I believe that people in Wilsonville today are carrying on that pioneer tradition and here are some men and women I and later, Rosemarie, have met since January 2014, when Maxine and I moved here. First there was Erin, who with her husband Jim (I'm using only first names in this story) owned the Beer Station (now closed) on Main Street.

Erin voluntarily pushed Maxine in her wheelchair from her nursing facility all the way down to Memorial Park, about a half-mile away. My wife wanted to see the birds and the flowers, then in full bloom, in the gardens of homes on the way. Quite unexpectedly on the way back, we met a gentleman— and in the middle of the road—with a little, very hyperactive dog. Maxine was totally enchanted and immediately began petting and hugging the animal, who was now in heaven on earth. For about 10 minutes the two loved each other like they had known each other forever. Erin and I watched with warm hearts.

Then one evening as I was crossing Main Street soon after the sun had dipped down below the hills, an electrical contractor named Ron stopped his pick-up, got out and took off his reflective orange vest and handed it to me, saying,"Here, I want you to wear this when it gets dark so people can see you." Not one to argue with a guy 6-feet-2 and weighing over 200 pounds, I accepted the vest gratefully and still wear it often.

One sunny day I walked quite close to a car dealer's showroom and noticed a salesperson who reminded me of my grandmother when I was a boy in Huntington Beach, Calif. The lady caught my eye and abruptly left her two customers to come outside and she said, "Thank you for your service," noting my cap saying I was WWll veteran, That's how I met Gaylen and three years later we remain good friends.

I had seen Ron a few times since he had given me his safety vest, but just recently Rosemarie and I wound up with Ron at the same birthday party at a bar and grill in town for our mutual friend, Pete. I wanted to dance with Rosemarie, except for two problems: the rock band had to be tamed down to play slow music — maybe even a waltz — and then how could Rosemarie and I hold each other while holding onto our walkers? Well, the band cooperated, we left our walkers behind and Ron held Rosemarie up while a (very) strong woman grabbed me from behind

and propped me up. So out on the floor, Rosemarie and I danced for

the first time and the crowd cheer-

ed.

Just recently on the way home from shopping and dinner out, Rosemarie's six gallons of water slid off my walker and I was unable to lift the water up from the sidewalk. Almost immediately two women left their vehicles and came to our rescue. The younger woman picked up the water easily, explaining that her little one weighed about the same as the water (around 50 pounds). The women gathered up all our things and took us home. The older woman was named Dorothy while the other one was a nurse but we can't remember her name.
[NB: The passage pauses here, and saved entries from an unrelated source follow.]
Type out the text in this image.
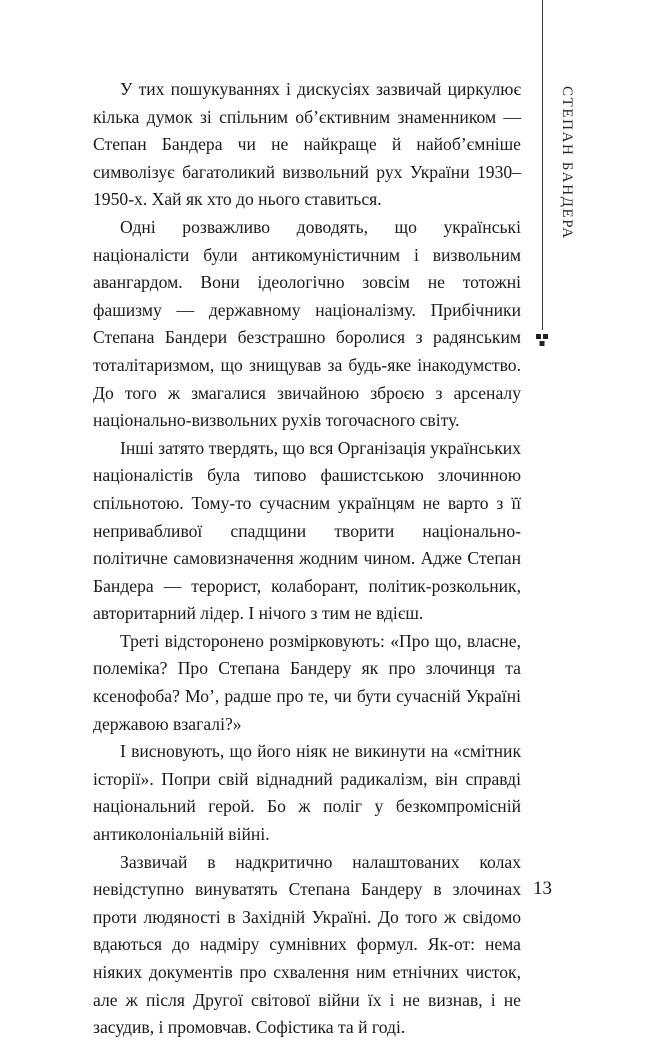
СТЕПАН БАНДЕРА

У тих пошукуваннях і дискусіях зазвичай циркулює кілька думок зі спільним об’єктивним знаменником — Степан Бандера чи не найкраще й найоб’ємніше символізує багатоликий визвольний рух України 1930–1950-х. Хай як хто до нього ставиться.

Одні розважливо доводять, що українські націоналісти були антикомуністичним і визвольним авангардом. Вони ідеологічно зовсім не тотожні фашизму — державному націоналізму. Прибічники Степана Бандери безстрашно боролися з радянським тоталітаризмом, що знищував за будь-яке інакодумство. До того ж змагалися звичайною зброєю з арсеналу національно-визвольних рухів тогочасного світу.

Інші затято твердять, що вся Організація українських націоналістів була типово фашистською злочинною спільнотою. Тому-то сучасним українцям не варто з її непривабливої спадщини творити національно-політичне самовизначення жодним чином. Адже Степан Бандера — терорист, колаборант, політик-розкольник, авторитарний лідер. І нічого з тим не вдієш.

Треті відсторонено розмірковують: «Про що, власне, полеміка? Про Степана Бандеру як про злочинця та ксенофоба? Мо’, радше про те, чи бути сучасній Україні державою взагалі?»

І висновують, що його ніяк не викинути на «смітник історії». Попри свій віднадний радикалізм, він справді національний герой. Бо ж поліг у безкомпромісній антиколоніальній війні.

Зазвичай в надкритично налаштованих колах невідступно винуватять Степана Бандеру в злочинах проти людяності в Західній Україні. До того ж свідомо вдаються до надміру сумнівних формул. Як-от: нема ніяких документів про схвалення ним етнічних чисток, але ж після Другої світової війни їх і не визнав, і не засудив, і промовчав. Софістика та й годі.

13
And that's how it goes. There have been many more considerate people such as generous customers and even the waitress at a popular restaurant paying for our dinner because of my military service; there's Gary who takes Rosemarie to church every Sunday and yet refuses any compensation.
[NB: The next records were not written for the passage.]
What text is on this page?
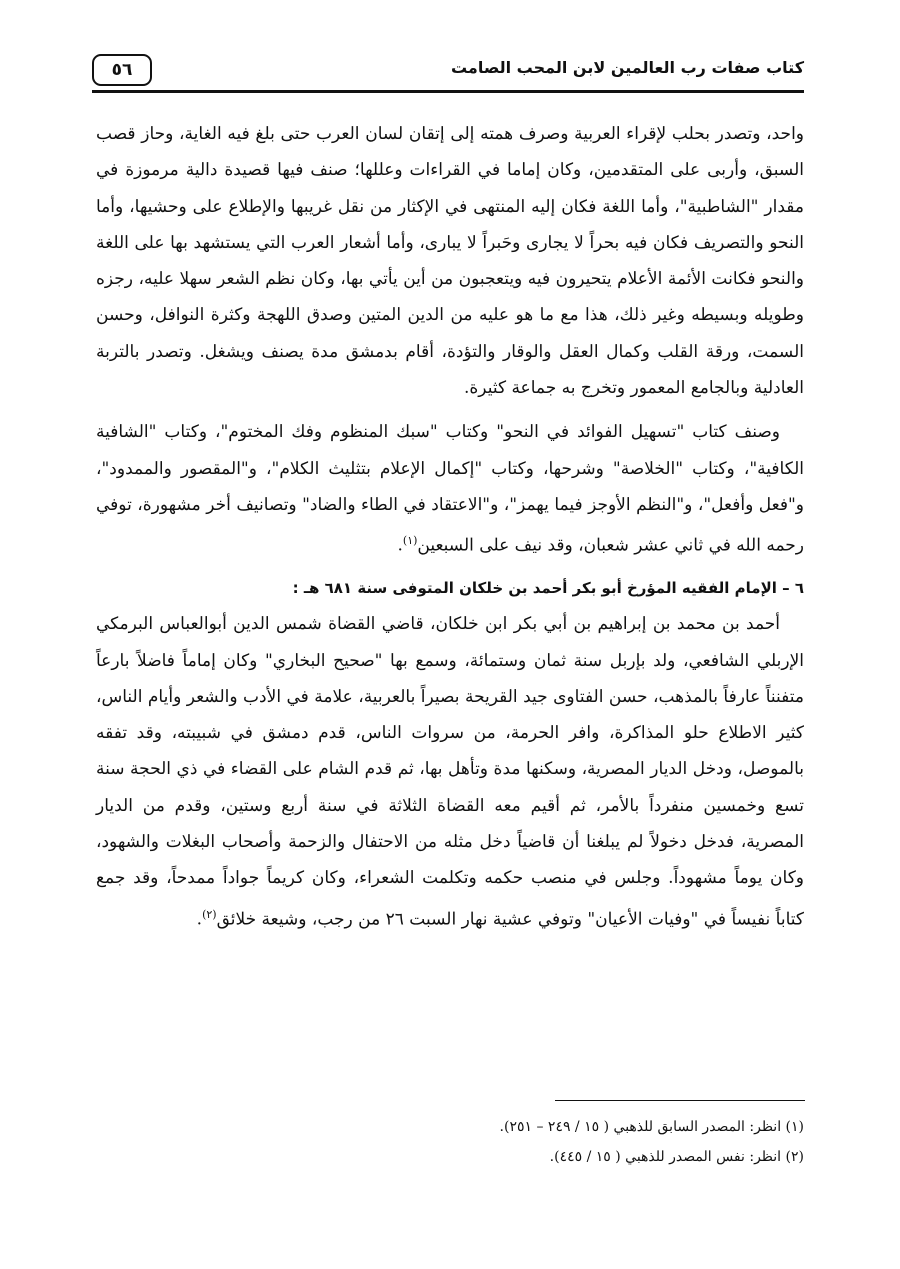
كتاب صفات رب العالمين لابن المحب الصامت
٥٦

واحد، وتصدر بحلب لإقراء العربية وصرف همته إلى إتقان لسان العرب حتى بلغ فيه الغاية، وحاز قصب السبق، وأربى على المتقدمين، وكان إماما في القراءات وعللها؛ صنف فيها قصيدة دالية مرموزة في مقدار "الشاطبية"، وأما اللغة فكان إليه المنتهى في الإكثار من نقل غريبها والإطلاع على وحشيها، وأما النحو والتصريف فكان فيه بحراً لا يجارى وحَبراً لا يبارى، وأما أشعار العرب التي يستشهد بها على اللغة والنحو فكانت الأئمة الأعلام يتحيرون فيه ويتعجبون من أين يأتي بها، وكان نظم الشعر سهلا عليه، رجزه وطويله وبسيطه وغير ذلك، هذا مع ما هو عليه من الدين المتين وصدق اللهجة وكثرة النوافل، وحسن السمت، ورقة القلب وكمال العقل والوقار والتؤدة، أقام بدمشق مدة يصنف ويشغل. وتصدر بالتربة العادلية وبالجامع المعمور وتخرج به جماعة كثيرة.

وصنف كتاب "تسهيل الفوائد في النحو" وكتاب "سبك المنظوم وفك المختوم"، وكتاب "الشافية الكافية"، وكتاب "الخلاصة" وشرحها، وكتاب "إكمال الإعلام بتثليث الكلام"، و"المقصور والممدود"، و"فعل وأفعل"، و"النظم الأوجز فيما يهمز"، و"الاعتقاد في الطاء والضاد" وتصانيف أخر مشهورة، توفي رحمه الله في ثاني عشر شعبان، وقد نيف على السبعين$^{(١)}$.

٦ – الإمام الفقيه المؤرخ أبو بكر أحمد بن خلكان المتوفى سنة ٦٨١ هـ :

أحمد بن محمد بن إبراهيم بن أبي بكر ابن خلكان، قاضي القضاة شمس الدين أبوالعباس البرمكي الإربلي الشافعي، ولد بإربل سنة ثمان وستمائة، وسمع بها "صحيح البخاري" وكان إماماً فاضلاً بارعاً متفنناً عارفاً بالمذهب، حسن الفتاوى جيد القريحة بصيراً بالعربية، علامة في الأدب والشعر وأيام الناس، كثير الاطلاع حلو المذاكرة، وافر الحرمة، من سروات الناس، قدم دمشق في شبيبته، وقد تفقه بالموصل، ودخل الديار المصرية، وسكنها مدة وتأهل بها، ثم قدم الشام على القضاء في ذي الحجة سنة تسع وخمسين منفرداً بالأمر، ثم أقيم معه القضاة الثلاثة في سنة أربع وستين، وقدم من الديار المصرية، فدخل دخولاً لم يبلغنا أن قاضياً دخل مثله من الاحتفال والزحمة وأصحاب البغلات والشهود، وكان يوماً مشهوداً. وجلس في منصب حكمه وتكلمت الشعراء، وكان كريماً جواداً ممدحاً، وقد جمع كتاباً نفيساً في "وفيات الأعيان" وتوفي عشية نهار السبت ٢٦ من رجب، وشيعة خلائق$^{(٢)}$.

(١) انظر: المصدر السابق للذهبي ( ١٥ / ٢٤٩ – ٢٥١).

(٢) انظر: نفس المصدر للذهبي ( ١٥ / ٤٤٥).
There's Clackamas Deputy Sheriff Dan stopping his powerful BMW motorcycle on the trail from the playground in Memorial Park to talk to me about motorcycles. I told him I had a BMW with a gigantic engine as wide as a horse in Germany but wrecked my precious bike on a forest trail near Munich. The monster went up a tree and fell back on me but at 21, I had strong bones and easily crawled out from under my smashed bike without a scratch.

And of course, there's my mystery lady, who knew me but I didn't recognize her, who offered me a ride home. I politely declined. I have often wondered whether she knew that I was only 50 feet or so away from my building and had already walked a mile from—you guessed it—Rosemarie's.

So Wilsonville, Rosemarie and I know what makes you great. It's your wonderful people.

Wilsonville resident Frank Walsh is a retired teacher and WWll veteran and today, Feb. 13, Frank is celebrating his 95th birthday.